No livro “Deu no New York Times”, que contém matérias enviadas como correspondente, no Brasil, do jornal mais influente do mundo, o jornalista Larry Rohter inclui uma reportagem sobre o árduo trabalho dos recenseadores recrutados pelo IBGE para contar o número de habitantes deste país e revelar outras informações sobre o perfil da sociedade brasileira. Ele escolheu como foco da matéria a selva amazônica, onde o trabalho do recenseador é infinitamente mais complicado do que em outras regiões. As oscilações de temperatura na selva costumam tornar inacessível o contato com algumas comunidades ribeirinhas. Rohter diz que apesar do nome insosso do IBGE, seus funcionários no Amazonas não eram burocratas de escritório e, sim, uma versão moderna dos “bandeirantes”, descendentes de pioneiros do século XVI que desbravaram o interior amplo e inexplorado deste solo.

São citados casos de recenseadores que passam até três semanas consecutivas na selva, indo de casa em casa, de barco por entre a rede de rios, córregos e lagoas que, de forma precária, unem o Amazonas. O barco também serve de casa durante as excursões a áreas remotas, e no final do dia o recenseador e o piloto estendem suas redes para dormir e cozinham suas refeições simples em um fogão a gás, narrou o jornalista. Num depoimento sobre o trabalho, o recenseador Danglers da Costa Castro afirma que às vezes as pessoas da região são gentis e oferecem peixe, frutas ou mandioca. Diz que a pior parte é ao anoitecer, quando nuvens de mosquitos tomam conta da área. Mesmo em terra firme, as condições frequentemente também são duras e adversas para esses heróis do Censo, realizado a cada dez anos.

“Pode-se demorar duas horas para caminhar de uma casa a outra, necessitando da ajuda de um guia local para não se perder. Ao longo do caminho os recenseadores precisam estar atentos ao perigo de cobras venenosas, escorpiões e formigas que picam, porcos selvagens e, às vezes, até mesmo onças, sem falar nas plantas com folhas cortantes como navalhas ou secreções que causam coceiras incontroláveis. Tudo isso por um salário de cerca de duzentos dólares ao mês, ou o dobro do salário mínimo. Tem pessoas que desistem. Elas querem trabalhar mas simplesmente não estão preparadas para uma tarefa tão árdua como esta”, mencionou o jornalista. Originalmente, a matéria foi publicada em outubro de 2000 mas de lá para cá a realidade do trabalho dos recenseadores não mudou radicalmente.

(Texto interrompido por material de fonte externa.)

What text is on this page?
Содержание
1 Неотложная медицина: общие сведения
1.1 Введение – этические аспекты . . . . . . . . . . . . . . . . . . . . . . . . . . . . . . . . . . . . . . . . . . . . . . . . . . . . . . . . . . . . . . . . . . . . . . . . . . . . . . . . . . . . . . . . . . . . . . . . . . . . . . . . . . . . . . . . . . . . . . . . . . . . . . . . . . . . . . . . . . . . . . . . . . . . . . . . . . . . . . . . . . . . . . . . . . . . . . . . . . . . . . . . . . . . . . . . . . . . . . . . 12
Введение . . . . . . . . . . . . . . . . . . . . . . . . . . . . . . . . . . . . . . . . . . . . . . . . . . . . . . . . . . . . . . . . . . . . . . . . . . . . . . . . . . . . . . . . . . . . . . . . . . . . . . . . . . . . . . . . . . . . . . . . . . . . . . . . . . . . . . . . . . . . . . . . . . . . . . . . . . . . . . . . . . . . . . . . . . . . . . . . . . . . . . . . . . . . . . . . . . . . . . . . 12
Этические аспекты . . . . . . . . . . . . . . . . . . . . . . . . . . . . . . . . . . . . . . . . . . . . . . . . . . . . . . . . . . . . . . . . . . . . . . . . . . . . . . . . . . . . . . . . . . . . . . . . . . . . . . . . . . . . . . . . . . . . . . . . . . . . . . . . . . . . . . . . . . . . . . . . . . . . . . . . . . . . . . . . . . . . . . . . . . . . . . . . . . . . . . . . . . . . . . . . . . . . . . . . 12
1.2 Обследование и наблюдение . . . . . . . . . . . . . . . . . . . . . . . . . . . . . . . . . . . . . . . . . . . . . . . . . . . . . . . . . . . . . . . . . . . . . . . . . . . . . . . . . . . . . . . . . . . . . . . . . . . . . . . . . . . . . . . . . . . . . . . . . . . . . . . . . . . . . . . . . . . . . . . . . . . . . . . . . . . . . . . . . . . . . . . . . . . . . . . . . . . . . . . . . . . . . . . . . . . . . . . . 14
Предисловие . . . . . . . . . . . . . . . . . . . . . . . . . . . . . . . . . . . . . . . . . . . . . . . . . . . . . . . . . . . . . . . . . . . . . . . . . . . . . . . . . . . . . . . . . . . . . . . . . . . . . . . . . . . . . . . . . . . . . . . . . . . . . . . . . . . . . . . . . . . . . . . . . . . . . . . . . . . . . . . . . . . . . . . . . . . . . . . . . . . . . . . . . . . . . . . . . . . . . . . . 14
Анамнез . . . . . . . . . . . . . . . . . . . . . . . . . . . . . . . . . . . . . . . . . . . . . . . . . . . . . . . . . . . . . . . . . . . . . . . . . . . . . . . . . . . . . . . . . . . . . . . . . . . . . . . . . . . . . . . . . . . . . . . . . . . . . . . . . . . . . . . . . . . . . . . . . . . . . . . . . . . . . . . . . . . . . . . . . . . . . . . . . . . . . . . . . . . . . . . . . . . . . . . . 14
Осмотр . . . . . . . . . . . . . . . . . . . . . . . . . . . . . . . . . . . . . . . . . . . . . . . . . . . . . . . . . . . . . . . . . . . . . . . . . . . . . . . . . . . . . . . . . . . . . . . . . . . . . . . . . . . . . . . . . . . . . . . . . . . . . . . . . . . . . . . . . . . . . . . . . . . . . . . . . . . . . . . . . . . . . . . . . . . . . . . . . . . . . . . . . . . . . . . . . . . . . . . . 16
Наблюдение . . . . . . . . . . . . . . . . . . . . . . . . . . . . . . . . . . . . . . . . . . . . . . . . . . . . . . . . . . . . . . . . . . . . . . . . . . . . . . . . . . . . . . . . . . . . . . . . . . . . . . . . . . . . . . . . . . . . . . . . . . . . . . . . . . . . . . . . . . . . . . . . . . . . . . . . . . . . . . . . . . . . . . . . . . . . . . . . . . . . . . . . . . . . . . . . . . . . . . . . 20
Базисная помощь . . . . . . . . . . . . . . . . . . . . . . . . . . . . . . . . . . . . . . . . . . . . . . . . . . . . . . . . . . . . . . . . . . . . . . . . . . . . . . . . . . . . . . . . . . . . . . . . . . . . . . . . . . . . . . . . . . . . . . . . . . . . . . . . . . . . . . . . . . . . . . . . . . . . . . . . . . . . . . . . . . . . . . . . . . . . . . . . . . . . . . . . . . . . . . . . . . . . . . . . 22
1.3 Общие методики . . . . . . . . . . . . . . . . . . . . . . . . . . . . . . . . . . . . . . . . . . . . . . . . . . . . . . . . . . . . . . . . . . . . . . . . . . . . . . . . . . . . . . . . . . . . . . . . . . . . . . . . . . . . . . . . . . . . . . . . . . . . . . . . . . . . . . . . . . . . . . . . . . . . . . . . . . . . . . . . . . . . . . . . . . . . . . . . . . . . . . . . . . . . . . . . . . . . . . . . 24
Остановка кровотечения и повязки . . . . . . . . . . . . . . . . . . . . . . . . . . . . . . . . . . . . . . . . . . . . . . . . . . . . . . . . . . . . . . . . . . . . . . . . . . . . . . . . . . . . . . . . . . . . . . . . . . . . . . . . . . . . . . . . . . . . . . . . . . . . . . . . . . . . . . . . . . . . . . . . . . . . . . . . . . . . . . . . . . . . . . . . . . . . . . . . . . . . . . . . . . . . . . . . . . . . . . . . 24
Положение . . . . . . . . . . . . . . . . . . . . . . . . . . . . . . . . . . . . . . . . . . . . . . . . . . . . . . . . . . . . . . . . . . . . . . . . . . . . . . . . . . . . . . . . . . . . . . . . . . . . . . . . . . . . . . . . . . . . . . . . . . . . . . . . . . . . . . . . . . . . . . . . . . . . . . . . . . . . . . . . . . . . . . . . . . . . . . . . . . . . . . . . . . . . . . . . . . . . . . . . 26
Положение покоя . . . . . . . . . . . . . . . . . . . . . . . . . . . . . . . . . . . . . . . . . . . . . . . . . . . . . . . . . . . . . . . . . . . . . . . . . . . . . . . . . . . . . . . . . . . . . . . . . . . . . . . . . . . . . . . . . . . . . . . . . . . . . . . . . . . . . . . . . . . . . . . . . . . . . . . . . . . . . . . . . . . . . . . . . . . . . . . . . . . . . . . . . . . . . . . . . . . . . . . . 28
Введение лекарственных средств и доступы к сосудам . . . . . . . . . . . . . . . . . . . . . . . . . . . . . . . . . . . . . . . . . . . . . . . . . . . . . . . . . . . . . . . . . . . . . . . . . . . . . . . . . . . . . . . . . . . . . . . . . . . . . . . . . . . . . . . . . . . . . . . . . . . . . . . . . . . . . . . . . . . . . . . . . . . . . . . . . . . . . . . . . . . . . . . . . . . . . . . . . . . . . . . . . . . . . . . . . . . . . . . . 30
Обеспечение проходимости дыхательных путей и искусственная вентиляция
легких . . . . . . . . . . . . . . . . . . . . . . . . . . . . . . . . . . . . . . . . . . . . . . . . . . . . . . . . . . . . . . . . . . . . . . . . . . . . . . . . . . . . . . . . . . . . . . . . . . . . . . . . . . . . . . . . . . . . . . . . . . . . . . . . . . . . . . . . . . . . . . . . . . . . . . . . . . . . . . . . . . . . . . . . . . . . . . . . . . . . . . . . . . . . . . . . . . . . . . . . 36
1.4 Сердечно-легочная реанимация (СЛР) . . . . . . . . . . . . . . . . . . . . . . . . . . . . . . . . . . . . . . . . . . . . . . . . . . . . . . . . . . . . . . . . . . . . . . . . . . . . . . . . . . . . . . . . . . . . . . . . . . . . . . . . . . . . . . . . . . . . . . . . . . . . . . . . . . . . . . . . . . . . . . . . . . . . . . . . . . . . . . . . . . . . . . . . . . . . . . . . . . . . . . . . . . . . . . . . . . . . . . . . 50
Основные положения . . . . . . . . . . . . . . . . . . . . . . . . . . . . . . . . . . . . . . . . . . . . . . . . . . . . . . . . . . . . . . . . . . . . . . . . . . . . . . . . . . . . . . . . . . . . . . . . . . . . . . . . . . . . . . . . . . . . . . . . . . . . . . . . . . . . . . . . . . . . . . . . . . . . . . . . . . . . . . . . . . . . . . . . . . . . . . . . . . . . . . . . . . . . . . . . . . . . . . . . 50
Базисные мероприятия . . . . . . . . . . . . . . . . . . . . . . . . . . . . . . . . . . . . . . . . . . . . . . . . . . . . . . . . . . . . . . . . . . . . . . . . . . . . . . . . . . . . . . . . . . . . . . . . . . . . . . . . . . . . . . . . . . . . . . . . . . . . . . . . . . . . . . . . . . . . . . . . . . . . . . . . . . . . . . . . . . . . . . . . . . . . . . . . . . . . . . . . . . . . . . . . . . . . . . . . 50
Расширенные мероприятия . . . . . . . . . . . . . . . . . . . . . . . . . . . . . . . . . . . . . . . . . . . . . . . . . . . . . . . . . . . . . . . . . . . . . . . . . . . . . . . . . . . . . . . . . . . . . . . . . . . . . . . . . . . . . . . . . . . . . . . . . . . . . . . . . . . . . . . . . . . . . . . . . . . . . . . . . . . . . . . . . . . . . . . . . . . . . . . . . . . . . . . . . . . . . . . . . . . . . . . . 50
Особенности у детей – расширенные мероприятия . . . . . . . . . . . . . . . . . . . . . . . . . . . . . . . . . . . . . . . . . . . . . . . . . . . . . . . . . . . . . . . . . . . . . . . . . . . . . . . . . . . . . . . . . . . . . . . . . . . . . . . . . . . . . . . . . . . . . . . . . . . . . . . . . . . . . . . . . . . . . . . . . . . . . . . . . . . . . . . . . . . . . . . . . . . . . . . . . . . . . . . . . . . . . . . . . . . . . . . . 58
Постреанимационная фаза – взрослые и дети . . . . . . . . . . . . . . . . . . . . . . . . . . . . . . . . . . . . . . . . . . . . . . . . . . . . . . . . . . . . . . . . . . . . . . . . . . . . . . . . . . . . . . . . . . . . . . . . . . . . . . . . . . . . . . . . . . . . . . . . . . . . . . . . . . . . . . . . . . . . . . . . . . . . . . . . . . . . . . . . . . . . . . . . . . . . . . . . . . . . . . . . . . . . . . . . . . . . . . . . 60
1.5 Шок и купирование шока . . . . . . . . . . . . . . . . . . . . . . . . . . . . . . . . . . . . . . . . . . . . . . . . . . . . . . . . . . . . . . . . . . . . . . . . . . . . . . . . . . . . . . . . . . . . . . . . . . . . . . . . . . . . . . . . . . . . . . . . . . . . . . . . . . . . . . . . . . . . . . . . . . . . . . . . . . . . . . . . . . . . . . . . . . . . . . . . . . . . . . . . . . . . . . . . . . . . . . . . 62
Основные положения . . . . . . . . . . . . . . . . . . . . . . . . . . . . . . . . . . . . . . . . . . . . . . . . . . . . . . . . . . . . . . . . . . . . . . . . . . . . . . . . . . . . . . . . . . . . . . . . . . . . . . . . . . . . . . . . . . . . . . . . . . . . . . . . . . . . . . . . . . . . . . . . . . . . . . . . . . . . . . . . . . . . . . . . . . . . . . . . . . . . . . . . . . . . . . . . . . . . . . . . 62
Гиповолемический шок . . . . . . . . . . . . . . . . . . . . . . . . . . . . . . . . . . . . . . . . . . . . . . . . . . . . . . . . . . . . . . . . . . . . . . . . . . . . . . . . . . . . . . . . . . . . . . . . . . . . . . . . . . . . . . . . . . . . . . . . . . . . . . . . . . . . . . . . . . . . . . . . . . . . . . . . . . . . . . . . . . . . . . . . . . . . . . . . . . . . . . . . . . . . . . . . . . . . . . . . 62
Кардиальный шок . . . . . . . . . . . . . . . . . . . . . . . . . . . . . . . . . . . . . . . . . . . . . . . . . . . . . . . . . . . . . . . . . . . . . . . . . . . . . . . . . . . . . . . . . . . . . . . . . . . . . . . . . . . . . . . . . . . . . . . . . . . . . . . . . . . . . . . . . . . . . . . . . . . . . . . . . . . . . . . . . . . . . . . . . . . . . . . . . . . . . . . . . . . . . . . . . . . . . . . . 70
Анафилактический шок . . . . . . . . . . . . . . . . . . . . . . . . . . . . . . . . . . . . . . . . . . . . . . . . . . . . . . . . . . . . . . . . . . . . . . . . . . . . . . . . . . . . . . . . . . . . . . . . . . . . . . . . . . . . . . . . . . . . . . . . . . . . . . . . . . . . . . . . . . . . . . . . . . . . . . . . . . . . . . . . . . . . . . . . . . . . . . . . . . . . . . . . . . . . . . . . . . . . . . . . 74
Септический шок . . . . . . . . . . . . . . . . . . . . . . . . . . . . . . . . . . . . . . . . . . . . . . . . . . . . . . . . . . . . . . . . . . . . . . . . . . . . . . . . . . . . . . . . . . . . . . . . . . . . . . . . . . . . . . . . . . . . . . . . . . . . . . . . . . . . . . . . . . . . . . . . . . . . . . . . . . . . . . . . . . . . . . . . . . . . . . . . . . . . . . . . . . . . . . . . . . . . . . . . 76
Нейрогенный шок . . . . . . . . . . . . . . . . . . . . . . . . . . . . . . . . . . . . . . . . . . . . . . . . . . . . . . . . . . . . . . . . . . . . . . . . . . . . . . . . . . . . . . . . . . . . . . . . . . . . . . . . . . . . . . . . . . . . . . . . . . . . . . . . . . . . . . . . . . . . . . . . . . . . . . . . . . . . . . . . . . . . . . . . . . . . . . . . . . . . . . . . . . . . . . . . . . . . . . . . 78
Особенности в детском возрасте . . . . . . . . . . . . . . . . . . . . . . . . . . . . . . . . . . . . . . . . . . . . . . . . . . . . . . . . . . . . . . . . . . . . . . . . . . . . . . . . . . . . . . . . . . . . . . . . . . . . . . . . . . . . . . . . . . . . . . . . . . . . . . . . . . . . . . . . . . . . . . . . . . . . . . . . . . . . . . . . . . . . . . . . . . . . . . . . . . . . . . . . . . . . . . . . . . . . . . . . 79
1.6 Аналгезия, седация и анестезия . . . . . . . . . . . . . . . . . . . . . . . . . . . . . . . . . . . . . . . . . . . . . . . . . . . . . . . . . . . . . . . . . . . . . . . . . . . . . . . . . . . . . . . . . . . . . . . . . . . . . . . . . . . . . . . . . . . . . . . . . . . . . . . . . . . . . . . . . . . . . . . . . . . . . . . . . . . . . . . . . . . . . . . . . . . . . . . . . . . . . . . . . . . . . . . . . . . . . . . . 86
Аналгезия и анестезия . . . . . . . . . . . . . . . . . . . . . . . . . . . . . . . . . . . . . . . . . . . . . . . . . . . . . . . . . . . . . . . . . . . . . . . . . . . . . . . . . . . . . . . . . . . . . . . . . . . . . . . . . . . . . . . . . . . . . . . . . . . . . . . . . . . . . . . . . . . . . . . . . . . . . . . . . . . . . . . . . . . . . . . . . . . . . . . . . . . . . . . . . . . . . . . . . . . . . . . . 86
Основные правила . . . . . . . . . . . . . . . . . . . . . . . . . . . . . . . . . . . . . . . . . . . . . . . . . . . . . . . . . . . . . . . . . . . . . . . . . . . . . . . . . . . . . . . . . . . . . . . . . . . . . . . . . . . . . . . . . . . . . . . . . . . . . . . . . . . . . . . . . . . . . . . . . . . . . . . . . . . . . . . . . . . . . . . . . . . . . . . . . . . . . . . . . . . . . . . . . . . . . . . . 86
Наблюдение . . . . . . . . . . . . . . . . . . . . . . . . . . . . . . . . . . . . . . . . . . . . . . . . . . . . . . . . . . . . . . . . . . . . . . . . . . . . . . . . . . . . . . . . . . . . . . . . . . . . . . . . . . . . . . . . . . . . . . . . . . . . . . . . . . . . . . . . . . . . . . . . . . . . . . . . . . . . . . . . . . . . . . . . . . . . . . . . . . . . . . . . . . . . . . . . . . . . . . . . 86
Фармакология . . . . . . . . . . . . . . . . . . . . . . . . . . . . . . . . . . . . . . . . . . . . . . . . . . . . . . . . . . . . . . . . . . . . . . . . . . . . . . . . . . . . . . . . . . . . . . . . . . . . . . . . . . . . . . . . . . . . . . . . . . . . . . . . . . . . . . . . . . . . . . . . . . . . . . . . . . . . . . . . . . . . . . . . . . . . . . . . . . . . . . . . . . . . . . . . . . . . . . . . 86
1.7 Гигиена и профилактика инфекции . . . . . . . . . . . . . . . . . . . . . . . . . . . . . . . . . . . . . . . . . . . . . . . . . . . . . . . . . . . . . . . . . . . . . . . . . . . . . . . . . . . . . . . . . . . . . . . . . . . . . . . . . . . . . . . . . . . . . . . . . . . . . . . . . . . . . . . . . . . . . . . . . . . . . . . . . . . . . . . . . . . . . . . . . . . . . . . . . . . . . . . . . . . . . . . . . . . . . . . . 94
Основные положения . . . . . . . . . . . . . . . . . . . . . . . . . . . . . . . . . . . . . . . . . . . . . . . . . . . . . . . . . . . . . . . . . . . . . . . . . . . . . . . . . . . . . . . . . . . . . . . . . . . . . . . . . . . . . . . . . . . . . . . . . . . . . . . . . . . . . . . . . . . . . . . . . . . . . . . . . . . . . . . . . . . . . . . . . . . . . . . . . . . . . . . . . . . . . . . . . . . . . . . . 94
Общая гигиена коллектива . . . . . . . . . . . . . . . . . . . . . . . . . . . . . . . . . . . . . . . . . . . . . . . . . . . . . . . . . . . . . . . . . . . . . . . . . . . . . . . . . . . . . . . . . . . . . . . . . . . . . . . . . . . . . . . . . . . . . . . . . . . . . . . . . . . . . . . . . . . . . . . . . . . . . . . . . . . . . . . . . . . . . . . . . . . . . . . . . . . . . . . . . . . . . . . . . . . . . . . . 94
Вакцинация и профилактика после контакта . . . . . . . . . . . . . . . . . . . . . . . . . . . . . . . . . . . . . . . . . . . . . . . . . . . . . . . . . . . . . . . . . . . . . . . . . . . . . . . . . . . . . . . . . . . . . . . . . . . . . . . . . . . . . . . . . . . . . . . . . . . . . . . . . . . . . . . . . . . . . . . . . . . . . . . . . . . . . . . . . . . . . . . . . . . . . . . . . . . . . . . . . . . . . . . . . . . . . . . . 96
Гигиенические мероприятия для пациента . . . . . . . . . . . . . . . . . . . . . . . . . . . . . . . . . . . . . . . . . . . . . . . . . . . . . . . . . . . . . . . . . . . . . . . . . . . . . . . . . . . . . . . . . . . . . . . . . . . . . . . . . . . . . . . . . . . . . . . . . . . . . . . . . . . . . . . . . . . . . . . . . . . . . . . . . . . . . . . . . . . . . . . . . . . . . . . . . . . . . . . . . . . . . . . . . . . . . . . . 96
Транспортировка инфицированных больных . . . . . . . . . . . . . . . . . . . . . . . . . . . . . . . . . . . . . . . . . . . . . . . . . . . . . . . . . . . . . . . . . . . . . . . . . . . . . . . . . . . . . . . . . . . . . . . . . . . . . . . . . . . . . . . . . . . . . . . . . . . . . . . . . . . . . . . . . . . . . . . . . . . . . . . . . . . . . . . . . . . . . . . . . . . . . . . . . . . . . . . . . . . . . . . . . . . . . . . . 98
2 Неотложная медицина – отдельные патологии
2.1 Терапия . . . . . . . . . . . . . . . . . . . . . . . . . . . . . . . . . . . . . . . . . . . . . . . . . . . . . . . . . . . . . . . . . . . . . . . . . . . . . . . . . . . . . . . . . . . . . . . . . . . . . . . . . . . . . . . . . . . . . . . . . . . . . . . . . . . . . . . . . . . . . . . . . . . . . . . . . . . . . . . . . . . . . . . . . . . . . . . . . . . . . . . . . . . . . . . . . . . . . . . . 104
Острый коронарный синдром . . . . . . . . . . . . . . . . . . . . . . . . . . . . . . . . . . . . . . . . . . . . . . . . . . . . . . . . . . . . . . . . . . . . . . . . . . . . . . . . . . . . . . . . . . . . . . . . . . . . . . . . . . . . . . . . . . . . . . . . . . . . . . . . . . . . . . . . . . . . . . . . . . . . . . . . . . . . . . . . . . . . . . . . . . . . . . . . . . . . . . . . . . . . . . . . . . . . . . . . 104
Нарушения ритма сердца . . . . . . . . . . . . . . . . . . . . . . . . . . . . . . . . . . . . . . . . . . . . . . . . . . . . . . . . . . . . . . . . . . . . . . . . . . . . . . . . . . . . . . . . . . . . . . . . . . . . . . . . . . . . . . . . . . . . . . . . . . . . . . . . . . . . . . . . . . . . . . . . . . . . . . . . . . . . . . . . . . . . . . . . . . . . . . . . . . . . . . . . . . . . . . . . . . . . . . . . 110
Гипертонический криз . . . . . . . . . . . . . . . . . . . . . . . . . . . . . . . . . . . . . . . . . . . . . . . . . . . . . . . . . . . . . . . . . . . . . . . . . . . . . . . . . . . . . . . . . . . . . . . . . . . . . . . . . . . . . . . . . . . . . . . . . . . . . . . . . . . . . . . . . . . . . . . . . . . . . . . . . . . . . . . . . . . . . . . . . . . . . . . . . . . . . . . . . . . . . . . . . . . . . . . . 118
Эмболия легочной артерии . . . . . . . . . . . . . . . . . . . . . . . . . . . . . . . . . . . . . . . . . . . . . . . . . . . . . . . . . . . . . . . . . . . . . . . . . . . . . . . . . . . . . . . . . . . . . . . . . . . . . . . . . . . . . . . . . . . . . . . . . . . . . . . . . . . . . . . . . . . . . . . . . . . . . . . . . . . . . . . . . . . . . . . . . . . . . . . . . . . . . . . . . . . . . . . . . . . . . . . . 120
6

Vencer a resistência dos moradores nem sempre é fácil. O governo brasileiro já gastou milhões de dólares em propagandas de rádio e televisão, mas os recenseadores ainda encontram pessoas em muitas áreas remotas que não sabem o que é o Censo, e algumas ficam indignadas com sua presença. Fernando de Souza Lima, um funcionário veterano do Censo, definiu: “Quando as pessoas não têm nenhuma ideia do porquê de tantas perguntas e querem uma explicação, é melhor você não dizer que representa o governo federal, porque isto só cria uma barreira. Nesses casos, você se sai melhor se disser que está fazendo a contagem para que o prefeito ou o governador saibam quantas novas escolas ou clínicas precisam ser construídas”. Mesmo assim, em alguns lugares, recenseadores são recebidos com baldes de água e maridos machões que se recusam a deixar suas esposas falar com estranhos. Os problemas são diferentes mais ao sul, em cidades grandes como Rio e São Paulo: em edifícios de bairros de classe alta há porteiros que citam razões de segurança para impedir o acesso dos recenseadores, e nas favelas há quadrilhas de traficantes.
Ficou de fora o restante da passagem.